Thinking of my work as work, is, I think, turning it into something scary. It's stopped being play. It's stopped being: 'ooh, this is interesting, how far can I push it?' and has become a means to an end instead of an end in itself. Yet I don't really know what the end it's supposed to be a means to is; more work probably. (Here I could so easily go off at a tangent about the evils of the capitalist system. It's not all evil, I know, but I can't help feeling that these days we feed it rather than the other way round.) I'm so bored with the sound of my own voice, slurred, as it is, with this ever present whine. So picking up a piece for redrafting, or even trying to write something new, is waring. It's like going on a long journey in a car with a squeaky wheel: your whole body is filled with its endless wail so you don't see the Angel of the North as you pass, or smell the grass as a man on a tractor with his dog on the back cuts it, or taste the chocolate you nevertheless keep cramming into your mouth.
Bugger, bugger, bugger... I need to get back on track. Especially for the project because a) I don't want to let the rest of the group down, b) I know it will be fun once I get over this, and c) if I can do it it will help me with the other stuff. So, Liz Waugh and her life and work: I need to focus. The project is called: Words and Bronze: A celebration of Elizabeth Waugh at 80.
This (I believe) is an early piece. It makes me think of the south of France, of Picasso and Brancusi, and that wonderful early 20th century artistic turn.
I'm trying to untangle what I know, and how I feel, about her and her work – the artist is the work according to Nietzsche – synthesize it, and come up with something interesting to say. She lives in the Eskdale hills and works in bronze.

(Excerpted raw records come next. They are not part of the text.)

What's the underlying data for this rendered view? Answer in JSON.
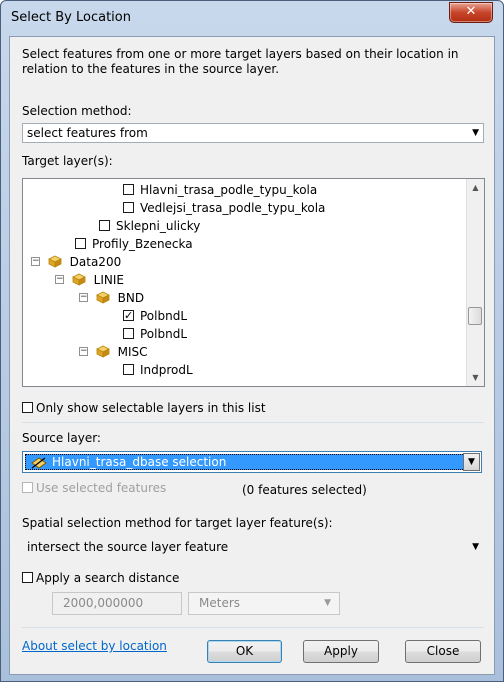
{
  "window": {
    "title": "Select By Location",
    "close_glyph": "✕"
  },
  "description": "Select features from one or more target layers based on their location in relation to the features in the source layer.",
  "selection_method": {
    "label": "Selection method:",
    "value": "select features from"
  },
  "target_layers": {
    "label": "Target layer(s):",
    "items": [
      {
        "label": "Hlavni_trasa_podle_typu_kola",
        "checked": false
      },
      {
        "label": "Vedlejsi_trasa_podle_typu_kola",
        "checked": false
      },
      {
        "label": "Sklepni_ulicky",
        "checked": false
      },
      {
        "label": "Profily_Bzenecka",
        "checked": false
      },
      {
        "label": "Data200",
        "group": true,
        "expanded": true
      },
      {
        "label": "LINIE",
        "group": true,
        "expanded": true
      },
      {
        "label": "BND",
        "group": true,
        "expanded": true
      },
      {
        "label": "PolbndL",
        "checked": true
      },
      {
        "label": "PolbndL",
        "checked": false
      },
      {
        "label": "MISC",
        "group": true,
        "expanded": true
      },
      {
        "label": "IndprodL",
        "checked": false
      }
    ]
  },
  "only_selectable": {
    "label": "Only show selectable layers in this list",
    "checked": false
  },
  "source_layer": {
    "label": "Source layer:",
    "value": "Hlavni_trasa_dbase selection"
  },
  "use_selected": {
    "label": "Use selected features",
    "count_text": "(0 features selected)"
  },
  "spatial_method": {
    "label": "Spatial selection method for target layer feature(s):",
    "value": "intersect the source layer feature"
  },
  "search_distance": {
    "label": "Apply a search distance",
    "value": "2000,000000",
    "units": "Meters"
  },
  "footer": {
    "help_link": "About select by location",
    "ok": "OK",
    "apply": "Apply",
    "close": "Close"
  },
  "icons": {
    "layer_group": "layer-group-icon",
    "expand": "minus-box-icon",
    "dropdown": "chevron-down-icon"
  },
  "colors": {
    "selection": "#3399ff",
    "link": "#0066cc",
    "close_button": "#c7452a"
  }
}
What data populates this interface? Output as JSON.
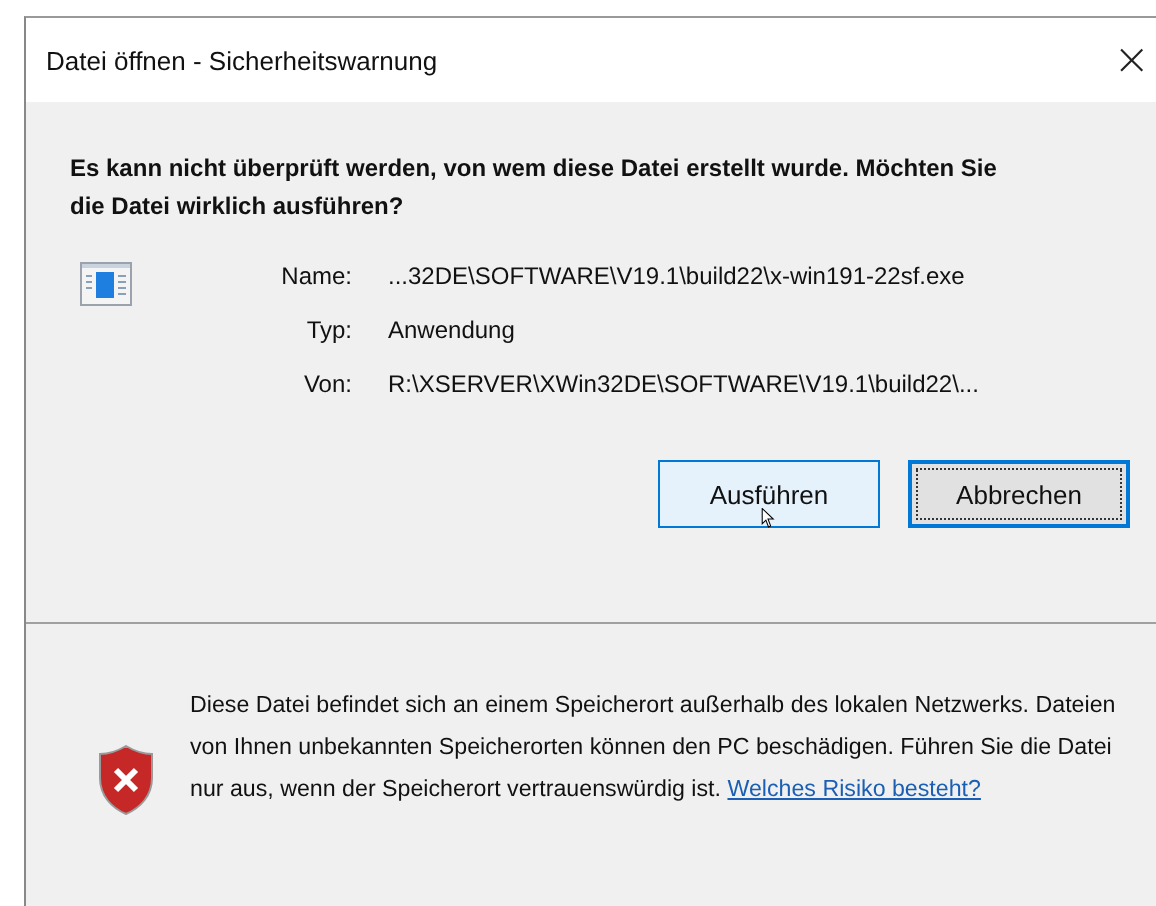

She makes both animals (for animals sell) and nudes. She is currently trying to combine nudes and animals in the hope that she can both work on what interests her and sell it on. An artist needs to sell her work in order to be able to keep on working: feed the market so she can feed herself. She uses resin bronze, mostly, because foundry bronze is too expensive: people want bronze but they don't want to pay for it. This gives her sculptures added vulnerability: resin bronze is fragile, it might shatter if you drop it on a hard surface. She had an enforced break of 25 years because of marriage and all that entails – or, at least, entailed for her. She wonders, now, what her work would look like if she hadn't had to have that break, if she had been able to continue to manifest her ideas during that period.
A work in progress. I often like works in progress better than finished pieces, I love the colour and texture of the plaster and the lack of facial features on both creatures here.
Her nudes, to me, speak of the landscape in which she lives which is all green hills and valleys and little secret places. Fecund. All except one: a recent piece which is a one off – called One Off – this is a hollow shell of a creature clutching her knees, it reminds me of a dead pea-bug, one that has completely dried out, which is a tantalizing departure for me: the turn in the poem; the point of conflict that turns something lyrical into something interesting. But bugger me if I can make anything of it.